Chewy, thin wheat noodles in warm broth topped with egg and sweet, spicy, and savory kimchi sauce. This easy janchi guksu recipe uses simple ingredients and is ready in 30 minutes. A comforting, restaurant-quality main that's both family-friendly and budget-friendly.
In a medium pot, add cold water, anchovy coin broth tablets, dried kelp, onion, and green onion. Cover and bring to a boil on medium-high heat. Then reduce to a rolling simmer on low-medium heat for 10 minutes, stirring occasionally to dissolve the tablets.
Remove the green onions, onions, and kelp from the broth with a slotted spoon. Cover the broth to keep hot and set aside.
In a small bowl, combine the sauce ingredients as listed above and set aside.
In a small pot, boil the eggs for 7-8 minutes for soft-boiled eggs or 10 minutes for hard-boiled eggs. (Optional: Before boiling, add 1 teaspoon of salt and 2 teaspoon white vinegar to the water, which makes the peeling process easier).Transfer the boiled eggs to an ice bath.

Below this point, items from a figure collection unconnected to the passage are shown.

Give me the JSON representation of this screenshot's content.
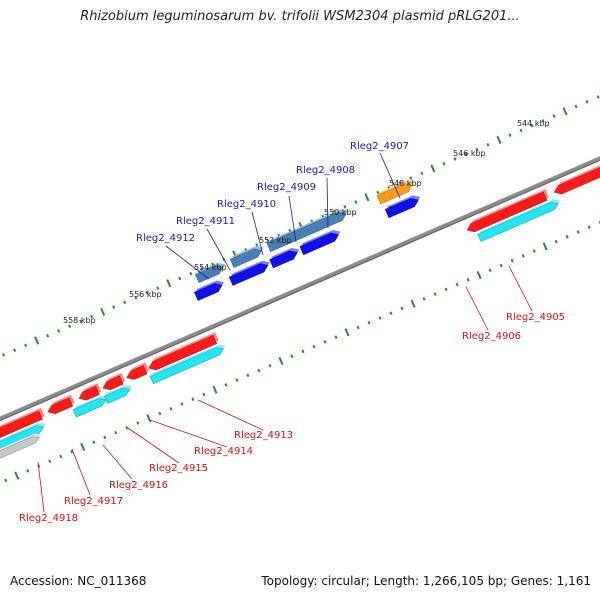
{
  "title": "Rhizobium leguminosarum bv. trifolii WSM2304 plasmid pRLG201...",
  "footer": {
    "accession": "Accession: NC_011368",
    "summary": "Topology: circular; Length: 1,266,105 bp; Genes: 1,161"
  },
  "colors": {
    "backbone": "#7f7f7f",
    "tick": "#2a8a2a",
    "label_top": "#1a1aa8",
    "label_bottom": "#c81414",
    "red": "#ff1a1a",
    "cyan": "#22e6f0",
    "blue": "#1010ee",
    "steel": "#4a7fb5",
    "orange": "#ff9a1a",
    "green": "#2fbf2f",
    "gray": "#c8c8c8"
  },
  "kbp_labels": [
    "544 kbp",
    "546 kbp",
    "548 kbp",
    "550 kbp",
    "552 kbp",
    "554 kbp",
    "556 kbp",
    "558 kbp"
  ],
  "top_labels": [
    "Rleg2_4907",
    "Rleg2_4908",
    "Rleg2_4909",
    "Rleg2_4910",
    "Rleg2_4911",
    "Rleg2_4912"
  ],
  "bottom_labels": [
    "Rleg2_4905",
    "Rleg2_4906",
    "Rleg2_4913",
    "Rleg2_4914",
    "Rleg2_4915",
    "Rleg2_4916",
    "Rleg2_4917",
    "Rleg2_4918"
  ]
}
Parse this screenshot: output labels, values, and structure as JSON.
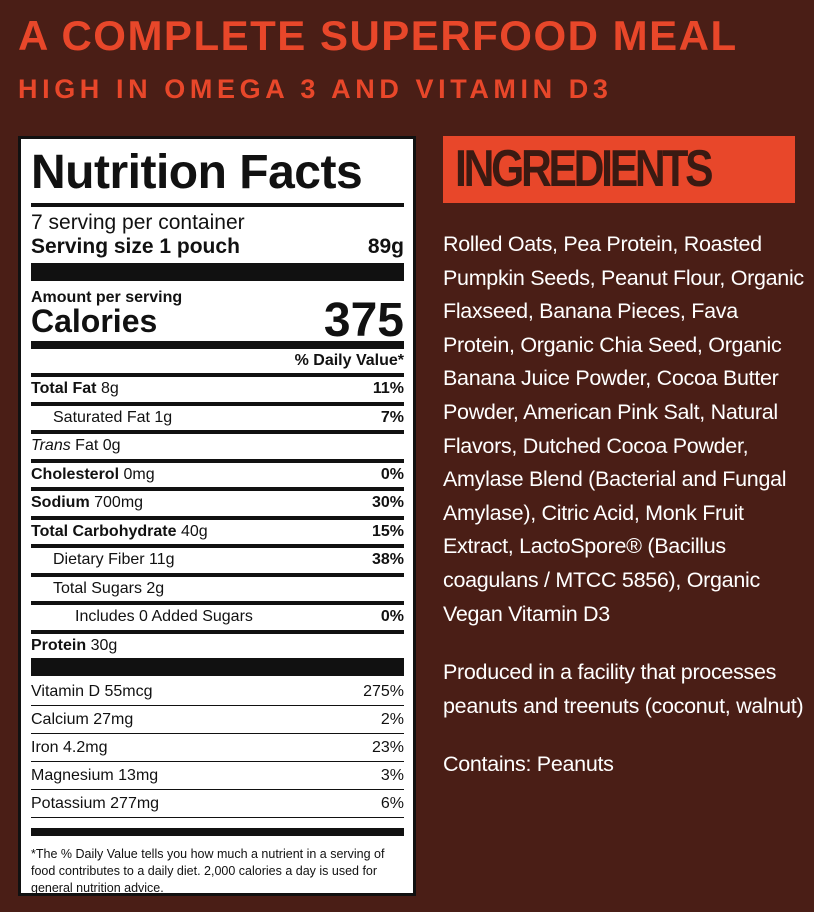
{
  "header": {
    "title": "A COMPLETE SUPERFOOD MEAL",
    "subtitle": "HIGH IN OMEGA 3 AND VITAMIN D3"
  },
  "colors": {
    "background": "#4a1e16",
    "accent": "#e8472a"
  },
  "nutrition": {
    "title": "Nutrition Facts",
    "servings": "7 serving per container",
    "serving_size_label": "Serving size 1 pouch",
    "serving_size_value": "89g",
    "amount_label": "Amount per serving",
    "calories_label": "Calories",
    "calories_value": "375",
    "dv_header": "% Daily Value*",
    "rows": [
      {
        "name": "Total Fat",
        "amount": "8g",
        "dv": "11%"
      },
      {
        "name": "Saturated Fat",
        "amount": "1g",
        "dv": "7%"
      },
      {
        "name": "Trans",
        "amount": "Fat 0g",
        "dv": ""
      },
      {
        "name": "Cholesterol",
        "amount": "0mg",
        "dv": "0%"
      },
      {
        "name": "Sodium",
        "amount": "700mg",
        "dv": "30%"
      },
      {
        "name": "Total Carbohydrate",
        "amount": "40g",
        "dv": "15%"
      },
      {
        "name": "Dietary Fiber",
        "amount": "11g",
        "dv": "38%"
      },
      {
        "name": "Total Sugars",
        "amount": "2g",
        "dv": ""
      },
      {
        "name": "Includes 0 Added Sugars",
        "amount": "",
        "dv": "0%"
      },
      {
        "name": "Protein",
        "amount": "30g",
        "dv": ""
      }
    ],
    "vitamins": [
      {
        "name": "Vitamin D 55mcg",
        "dv": "275%"
      },
      {
        "name": "Calcium 27mg",
        "dv": "2%"
      },
      {
        "name": "Iron 4.2mg",
        "dv": "23%"
      },
      {
        "name": "Magnesium 13mg",
        "dv": "3%"
      },
      {
        "name": "Potassium 277mg",
        "dv": "6%"
      }
    ],
    "footnote": "*The % Daily Value tells you how much a nutrient in a serving of food contributes to a daily diet. 2,000 calories a day is used for general nutrition advice."
  },
  "ingredients": {
    "title": "INGREDIENTS",
    "list": "Rolled Oats, Pea Protein, Roasted Pumpkin Seeds, Peanut Flour, Organic Flaxseed, Banana Pieces, Fava Protein, Organic Chia Seed, Organic Banana Juice Powder, Cocoa Butter Powder, American Pink Salt, Natural Flavors, Dutched Cocoa Powder, Amylase Blend (Bacterial and Fungal Amylase), Citric Acid, Monk Fruit Extract, LactoSpore® (Bacillus coagulans / MTCC 5856), Organic Vegan Vitamin D3",
    "facility": "Produced in a facility that processes peanuts and treenuts (coconut, walnut)",
    "contains": "Contains: Peanuts"
  }
}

Then peel and slice the eggs into halves and set aside.
Lastly, boil the somyeon noodles for 2-3 minutes, or until al dente. Then strain and rinse under running cold water while gently rubbing the noodles together with clean hands. Then strain the noodles to remove any excess water.
Divide the strained noodles between two large serving bowls. Top with equal portions of sauce and eggs. Then ladle the hot broth into each bowl, around the noodles and enjoy hot!